Dans le monde du travail enfin, la laïcité doit pouvoir prévaloir. Un règlement intérieur doit pouvoir fixer des règles de neutralité confessionnelle dans les entreprises. On se souvient encore de l’affaire de la crèche Baby-Loup, association de droit privée, qui s’était enfin vu reconnaître dans un jugement de l’assemblée plénière de la cour de cassation du 16 juin 2014, après de nombreux rebondissements judiciaires et à quel prix, le droit de se donner des statuts et un règlement intérieur prévoyant une obligation de neutralité du personnel, impliquant interdiction de porter tout signe ostentatoire de religion. Là aussi, le diagnostic est connu. Les entreprises privées sont de plus en plus confrontées à des revendications religieuses, et notamment à des demandes d’aménagement du temps de travail durant le ramadan, de salles de prières, à des conflits sur le port de signes religieux ostensibles. La loi du 14 septembre 2016 semble prendre acte de ces évolutions en introduisant dans le code du travail le nouvel article L 1321-2-1 qui  indique désormais : «  Le règlement intérieur peut contenir des dispositions inscrivant le principe de neutralité et restreignant la manifestation des convictions des salariés si ces restrictions sont justifiées par l’exercice d’autres libertés et droits fondamentaux ou par les nécessités du bon fonctionnement de l’entreprise et si elles sont proportionnées au but recherché ». Plus récemment, une prise de conscience semble se faire jour au niveau européen.   La Cour de justice de l’Union européenne (CJUE), dans deux arrêts du 14 mars 2017, reconnaît de manière claire mais nuancée à une entreprise la possibilité d’établir dans un règlement intérieur un principe de neutralité à ses salariés, en leur interdisant l’affichage de signes religieux, politiques et philosophiques, mais à condition que cette démarche poursuive un « objectif légitime », qu’elle soit justifiée, proportionnée et non discriminatoire.

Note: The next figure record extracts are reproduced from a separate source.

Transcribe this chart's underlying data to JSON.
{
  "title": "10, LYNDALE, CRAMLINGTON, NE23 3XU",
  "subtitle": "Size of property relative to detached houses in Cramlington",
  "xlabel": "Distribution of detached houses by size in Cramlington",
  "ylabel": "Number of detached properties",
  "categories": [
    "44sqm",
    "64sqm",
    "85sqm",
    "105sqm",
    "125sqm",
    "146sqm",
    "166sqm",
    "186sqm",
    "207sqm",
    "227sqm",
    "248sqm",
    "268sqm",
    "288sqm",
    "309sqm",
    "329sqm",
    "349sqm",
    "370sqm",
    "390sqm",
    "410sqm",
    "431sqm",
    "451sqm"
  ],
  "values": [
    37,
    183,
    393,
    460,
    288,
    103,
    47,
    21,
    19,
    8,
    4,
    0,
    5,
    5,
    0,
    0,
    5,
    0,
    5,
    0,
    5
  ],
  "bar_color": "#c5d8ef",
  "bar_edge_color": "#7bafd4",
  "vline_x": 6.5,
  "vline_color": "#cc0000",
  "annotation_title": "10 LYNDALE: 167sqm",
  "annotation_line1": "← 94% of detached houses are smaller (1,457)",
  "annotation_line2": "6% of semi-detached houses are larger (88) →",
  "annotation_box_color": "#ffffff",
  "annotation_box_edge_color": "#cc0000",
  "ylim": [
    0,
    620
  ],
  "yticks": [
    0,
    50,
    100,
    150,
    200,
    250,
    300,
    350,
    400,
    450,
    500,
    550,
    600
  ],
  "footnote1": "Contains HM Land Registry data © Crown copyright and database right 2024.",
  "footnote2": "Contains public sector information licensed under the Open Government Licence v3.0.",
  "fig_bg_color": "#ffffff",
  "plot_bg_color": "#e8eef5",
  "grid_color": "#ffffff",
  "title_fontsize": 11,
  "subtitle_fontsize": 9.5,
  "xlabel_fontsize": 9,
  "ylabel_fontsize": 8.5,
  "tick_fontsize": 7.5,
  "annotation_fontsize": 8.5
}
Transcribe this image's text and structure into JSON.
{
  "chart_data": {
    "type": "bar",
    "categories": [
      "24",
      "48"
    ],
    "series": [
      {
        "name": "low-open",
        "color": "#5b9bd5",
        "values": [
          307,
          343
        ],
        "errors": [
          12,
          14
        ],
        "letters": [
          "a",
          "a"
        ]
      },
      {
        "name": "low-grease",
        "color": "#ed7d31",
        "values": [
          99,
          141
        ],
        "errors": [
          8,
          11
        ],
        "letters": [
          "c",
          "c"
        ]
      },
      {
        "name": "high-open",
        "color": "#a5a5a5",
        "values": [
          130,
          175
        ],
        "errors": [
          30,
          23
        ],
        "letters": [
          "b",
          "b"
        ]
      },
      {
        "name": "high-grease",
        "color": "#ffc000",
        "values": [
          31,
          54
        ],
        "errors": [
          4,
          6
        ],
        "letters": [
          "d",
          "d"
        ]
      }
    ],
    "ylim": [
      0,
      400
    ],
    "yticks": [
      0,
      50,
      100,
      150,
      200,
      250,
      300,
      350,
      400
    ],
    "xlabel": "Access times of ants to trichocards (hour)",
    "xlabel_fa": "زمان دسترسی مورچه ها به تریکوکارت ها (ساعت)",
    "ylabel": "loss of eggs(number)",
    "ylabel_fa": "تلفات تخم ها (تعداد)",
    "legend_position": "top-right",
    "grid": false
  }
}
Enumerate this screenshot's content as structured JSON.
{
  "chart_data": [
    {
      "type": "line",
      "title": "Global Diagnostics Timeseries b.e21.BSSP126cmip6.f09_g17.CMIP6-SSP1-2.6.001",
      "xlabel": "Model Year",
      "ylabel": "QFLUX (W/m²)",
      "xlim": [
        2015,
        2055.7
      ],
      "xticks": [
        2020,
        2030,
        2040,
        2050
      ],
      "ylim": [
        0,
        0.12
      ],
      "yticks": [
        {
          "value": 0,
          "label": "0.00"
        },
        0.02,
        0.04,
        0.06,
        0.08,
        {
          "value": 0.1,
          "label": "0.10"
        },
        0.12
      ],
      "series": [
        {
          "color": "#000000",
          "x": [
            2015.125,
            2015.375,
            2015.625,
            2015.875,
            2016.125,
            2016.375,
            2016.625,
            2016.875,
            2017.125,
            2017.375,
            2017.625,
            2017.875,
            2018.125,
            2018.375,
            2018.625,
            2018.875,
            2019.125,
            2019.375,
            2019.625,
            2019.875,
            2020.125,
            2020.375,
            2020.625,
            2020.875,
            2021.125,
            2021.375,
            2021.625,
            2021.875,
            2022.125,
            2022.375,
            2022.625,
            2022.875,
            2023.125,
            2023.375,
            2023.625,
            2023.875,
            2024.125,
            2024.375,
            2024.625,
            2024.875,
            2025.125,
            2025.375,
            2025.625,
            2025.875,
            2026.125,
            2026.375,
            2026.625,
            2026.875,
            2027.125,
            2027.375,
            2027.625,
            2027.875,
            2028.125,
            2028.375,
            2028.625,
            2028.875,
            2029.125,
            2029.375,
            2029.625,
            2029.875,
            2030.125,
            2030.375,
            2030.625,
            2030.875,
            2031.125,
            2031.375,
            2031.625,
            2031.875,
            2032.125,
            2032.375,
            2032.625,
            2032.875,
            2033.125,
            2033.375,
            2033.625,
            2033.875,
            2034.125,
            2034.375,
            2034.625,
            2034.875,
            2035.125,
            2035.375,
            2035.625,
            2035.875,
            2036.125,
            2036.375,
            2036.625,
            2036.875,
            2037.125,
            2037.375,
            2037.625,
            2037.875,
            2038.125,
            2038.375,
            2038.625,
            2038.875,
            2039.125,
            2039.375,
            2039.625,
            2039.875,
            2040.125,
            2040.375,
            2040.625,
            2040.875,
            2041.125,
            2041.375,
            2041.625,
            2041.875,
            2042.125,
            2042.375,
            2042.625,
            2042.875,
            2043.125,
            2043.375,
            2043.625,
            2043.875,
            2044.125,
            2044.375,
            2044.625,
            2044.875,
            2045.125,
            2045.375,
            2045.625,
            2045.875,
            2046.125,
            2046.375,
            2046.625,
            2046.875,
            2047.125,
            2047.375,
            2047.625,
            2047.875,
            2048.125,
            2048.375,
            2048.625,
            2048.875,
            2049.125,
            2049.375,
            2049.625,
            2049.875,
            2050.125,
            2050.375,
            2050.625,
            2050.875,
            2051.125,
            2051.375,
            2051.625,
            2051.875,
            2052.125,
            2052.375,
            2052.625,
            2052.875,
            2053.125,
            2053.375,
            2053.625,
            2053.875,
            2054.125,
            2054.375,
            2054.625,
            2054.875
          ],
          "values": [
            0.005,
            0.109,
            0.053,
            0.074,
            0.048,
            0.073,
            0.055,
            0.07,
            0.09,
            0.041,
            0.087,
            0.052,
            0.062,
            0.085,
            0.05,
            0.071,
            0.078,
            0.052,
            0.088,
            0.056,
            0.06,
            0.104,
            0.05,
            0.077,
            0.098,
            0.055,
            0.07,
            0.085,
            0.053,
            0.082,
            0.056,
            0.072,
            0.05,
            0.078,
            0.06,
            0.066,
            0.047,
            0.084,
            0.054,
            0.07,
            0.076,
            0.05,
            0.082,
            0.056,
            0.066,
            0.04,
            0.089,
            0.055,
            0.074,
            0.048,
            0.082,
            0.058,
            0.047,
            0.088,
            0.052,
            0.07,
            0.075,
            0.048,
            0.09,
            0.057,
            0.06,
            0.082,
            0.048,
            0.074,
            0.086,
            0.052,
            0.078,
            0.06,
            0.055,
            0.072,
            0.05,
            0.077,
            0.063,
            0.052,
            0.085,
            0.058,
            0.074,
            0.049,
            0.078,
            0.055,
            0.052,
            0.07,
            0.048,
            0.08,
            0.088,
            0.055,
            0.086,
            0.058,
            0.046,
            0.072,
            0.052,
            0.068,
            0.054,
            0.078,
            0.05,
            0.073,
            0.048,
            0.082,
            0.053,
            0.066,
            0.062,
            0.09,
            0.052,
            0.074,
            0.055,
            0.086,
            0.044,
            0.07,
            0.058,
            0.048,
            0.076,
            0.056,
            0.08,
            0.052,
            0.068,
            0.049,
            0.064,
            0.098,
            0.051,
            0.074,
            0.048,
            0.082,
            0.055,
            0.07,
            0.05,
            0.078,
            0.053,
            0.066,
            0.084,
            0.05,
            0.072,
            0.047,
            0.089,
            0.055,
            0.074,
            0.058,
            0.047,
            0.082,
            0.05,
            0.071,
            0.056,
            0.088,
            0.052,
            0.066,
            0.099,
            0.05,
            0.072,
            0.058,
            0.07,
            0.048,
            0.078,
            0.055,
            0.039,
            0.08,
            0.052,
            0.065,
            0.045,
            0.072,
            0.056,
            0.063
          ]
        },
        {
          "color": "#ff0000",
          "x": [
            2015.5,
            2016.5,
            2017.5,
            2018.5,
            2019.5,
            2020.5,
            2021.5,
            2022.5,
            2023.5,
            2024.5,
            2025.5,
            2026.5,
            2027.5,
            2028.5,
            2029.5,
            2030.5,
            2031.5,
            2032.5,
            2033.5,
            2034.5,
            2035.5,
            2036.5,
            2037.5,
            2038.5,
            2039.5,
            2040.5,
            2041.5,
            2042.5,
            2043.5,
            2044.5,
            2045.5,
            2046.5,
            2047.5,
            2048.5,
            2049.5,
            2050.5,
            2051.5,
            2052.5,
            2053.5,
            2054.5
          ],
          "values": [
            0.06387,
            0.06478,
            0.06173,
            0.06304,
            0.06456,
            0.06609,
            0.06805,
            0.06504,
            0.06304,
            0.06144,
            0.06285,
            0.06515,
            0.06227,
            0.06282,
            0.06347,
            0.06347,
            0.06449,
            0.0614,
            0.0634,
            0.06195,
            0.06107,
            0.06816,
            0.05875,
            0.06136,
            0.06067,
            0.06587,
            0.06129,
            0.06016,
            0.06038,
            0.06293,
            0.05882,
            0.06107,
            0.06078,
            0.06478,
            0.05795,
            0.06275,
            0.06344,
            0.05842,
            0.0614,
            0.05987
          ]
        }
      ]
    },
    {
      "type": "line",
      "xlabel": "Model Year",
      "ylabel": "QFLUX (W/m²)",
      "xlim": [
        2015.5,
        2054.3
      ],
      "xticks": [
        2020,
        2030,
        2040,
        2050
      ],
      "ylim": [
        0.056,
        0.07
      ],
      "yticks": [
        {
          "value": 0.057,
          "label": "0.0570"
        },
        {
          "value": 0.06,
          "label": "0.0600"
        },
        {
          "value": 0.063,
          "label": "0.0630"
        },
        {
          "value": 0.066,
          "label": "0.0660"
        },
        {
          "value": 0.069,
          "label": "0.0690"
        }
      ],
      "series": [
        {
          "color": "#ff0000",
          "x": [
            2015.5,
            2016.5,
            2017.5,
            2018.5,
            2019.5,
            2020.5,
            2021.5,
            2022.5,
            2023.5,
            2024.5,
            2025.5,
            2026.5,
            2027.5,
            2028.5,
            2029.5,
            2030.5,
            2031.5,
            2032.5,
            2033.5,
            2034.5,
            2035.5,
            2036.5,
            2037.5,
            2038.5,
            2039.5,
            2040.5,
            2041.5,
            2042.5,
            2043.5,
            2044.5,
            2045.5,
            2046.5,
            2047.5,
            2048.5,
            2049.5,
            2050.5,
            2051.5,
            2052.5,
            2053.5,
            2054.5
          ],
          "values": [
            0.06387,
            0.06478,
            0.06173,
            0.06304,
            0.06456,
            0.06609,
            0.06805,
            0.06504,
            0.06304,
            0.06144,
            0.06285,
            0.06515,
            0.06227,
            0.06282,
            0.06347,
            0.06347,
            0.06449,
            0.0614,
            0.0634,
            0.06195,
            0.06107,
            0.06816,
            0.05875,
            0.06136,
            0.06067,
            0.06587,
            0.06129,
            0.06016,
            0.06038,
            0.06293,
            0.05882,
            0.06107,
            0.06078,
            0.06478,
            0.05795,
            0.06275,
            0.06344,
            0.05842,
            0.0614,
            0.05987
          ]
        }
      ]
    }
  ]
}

Cependant, la vigilance et la lucidité restent de mise. Devant les provocations et les intimidations incessantes, il nous faut ensemble lutter contre ces deux maux caractéristiques de notre temps que sont le déni de la réalité et le manque de courage.  Notre culture laïque, si elle n’est pas entretenue, finira par s’étioler et entraîner avec elle l’écroulement de toute une architecture mentale structurée par l’idéal d’émancipation. Et il nous faut poursuivre sans relâche cet idéal d’émancipation qui repose sur l’idée majeure selon laquelle la souveraineté d’un peuple sur lui-même se prépare dans la souveraineté de chaque homme sur ses pensées, par l’ouverture à la culture universelle permettant un décentrement critique, seul rempart contre les fanatismes.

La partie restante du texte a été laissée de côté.